Implementation checklist

  • Define restart/backoff policies and a “safe mode” threshold
  • Track desired vs actual version/config and alert on drift
  • Document field runbooks: rollback, diagnostics capture, escalation
  • Monitor buffer depth and delivery latency during connectivity issues

Rollout guidance

  • Start with a canary site that matches real conditions
  • Use health + telemetry gates; stop expansion on regressions
  • Keep rollback to a known-good snapshot fast and rehearsed

Acceptance tests

  • Step input values and verify expected output actuation (end-to-end)
  • Inject stale/noisy values and confirm guards flag or suppress them
  • Confirm single-writer ownership with a write-conflict test
  • Verify the deployed snapshot/version matches intent (no drift)
  • Run a canary validation: behavior, health, and telemetry align with expectations
  • Verify rollback works and restores known-good behavior

Deep dive

Practical next steps

How teams typically apply this in real deployments.

Key takeaways

  • Operations scales when desired vs actual state is always visible
  • Safe-mode/backoff policies prevent “restart storms”
  • Runbooks + deterministic rollback cut MTTR dramatically

Checklist

  • Define restart/backoff policies and a “safe mode” threshold
  • Track desired vs actual version/config and alert on drift
  • Document field runbooks: rollback, diagnostics capture, escalation
  • Monitor buffer depth and delivery latency during connectivity issues

Deep dive

Common questions

Quick answers that help during commissioning and operations.
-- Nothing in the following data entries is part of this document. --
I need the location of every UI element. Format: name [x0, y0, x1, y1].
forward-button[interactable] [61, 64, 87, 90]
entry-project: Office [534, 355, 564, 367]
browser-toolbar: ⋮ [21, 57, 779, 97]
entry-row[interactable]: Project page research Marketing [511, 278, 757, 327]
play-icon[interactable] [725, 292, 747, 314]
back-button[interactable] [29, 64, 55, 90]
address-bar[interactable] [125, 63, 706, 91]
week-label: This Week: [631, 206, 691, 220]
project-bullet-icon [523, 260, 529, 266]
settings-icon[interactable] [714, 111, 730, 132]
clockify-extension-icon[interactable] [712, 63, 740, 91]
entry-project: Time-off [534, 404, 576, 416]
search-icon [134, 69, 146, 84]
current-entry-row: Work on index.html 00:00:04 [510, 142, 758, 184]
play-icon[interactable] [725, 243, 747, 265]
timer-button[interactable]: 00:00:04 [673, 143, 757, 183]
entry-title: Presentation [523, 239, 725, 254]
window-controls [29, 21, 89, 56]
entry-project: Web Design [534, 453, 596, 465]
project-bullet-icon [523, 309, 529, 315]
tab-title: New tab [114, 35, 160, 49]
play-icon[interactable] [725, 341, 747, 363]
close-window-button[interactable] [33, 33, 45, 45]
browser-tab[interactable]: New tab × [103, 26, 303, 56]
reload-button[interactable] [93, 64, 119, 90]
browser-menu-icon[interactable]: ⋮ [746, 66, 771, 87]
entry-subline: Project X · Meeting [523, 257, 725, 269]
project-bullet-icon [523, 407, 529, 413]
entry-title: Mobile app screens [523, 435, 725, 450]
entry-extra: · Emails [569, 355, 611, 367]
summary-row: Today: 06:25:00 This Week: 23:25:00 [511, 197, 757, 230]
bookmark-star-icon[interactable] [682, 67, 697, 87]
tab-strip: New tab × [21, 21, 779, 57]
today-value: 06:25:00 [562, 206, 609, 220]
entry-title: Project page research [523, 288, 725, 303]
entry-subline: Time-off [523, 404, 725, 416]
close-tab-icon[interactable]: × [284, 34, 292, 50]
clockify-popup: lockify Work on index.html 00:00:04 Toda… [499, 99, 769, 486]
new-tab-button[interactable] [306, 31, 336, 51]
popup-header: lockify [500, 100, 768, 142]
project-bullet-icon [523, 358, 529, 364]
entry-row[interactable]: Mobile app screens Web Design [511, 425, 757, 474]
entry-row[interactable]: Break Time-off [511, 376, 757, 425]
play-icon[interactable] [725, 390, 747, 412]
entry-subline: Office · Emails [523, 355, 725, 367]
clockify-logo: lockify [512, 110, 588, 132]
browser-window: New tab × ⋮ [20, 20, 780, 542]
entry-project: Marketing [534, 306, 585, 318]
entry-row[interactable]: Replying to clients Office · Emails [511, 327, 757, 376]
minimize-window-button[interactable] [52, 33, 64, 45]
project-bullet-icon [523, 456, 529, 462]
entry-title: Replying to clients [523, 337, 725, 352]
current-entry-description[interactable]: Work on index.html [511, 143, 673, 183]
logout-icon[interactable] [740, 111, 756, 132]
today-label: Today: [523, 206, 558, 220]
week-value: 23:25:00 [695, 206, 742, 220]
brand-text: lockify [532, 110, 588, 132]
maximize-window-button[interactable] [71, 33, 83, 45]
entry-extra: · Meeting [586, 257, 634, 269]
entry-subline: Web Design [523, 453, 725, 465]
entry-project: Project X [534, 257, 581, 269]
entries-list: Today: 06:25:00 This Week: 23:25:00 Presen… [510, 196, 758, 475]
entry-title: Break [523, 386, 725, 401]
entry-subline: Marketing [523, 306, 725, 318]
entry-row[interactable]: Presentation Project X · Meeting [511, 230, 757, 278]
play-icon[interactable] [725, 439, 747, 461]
What is “drift” in edge operations?

Drift is when the running version/config differs from the intended snapshot/deployment plan. Detect it via reconciliation and fix by re-deploying or rolling back.

How do we keep edge autonomous but manageable?

Keep execution local, but keep desired state centralized and observable. The system should reconcile and report, not require constant remote control.

What should we alert on first?

Crash loops/restart bursts, adapter health degradation, deployment reconciliation failures, and telemetry buffer saturation.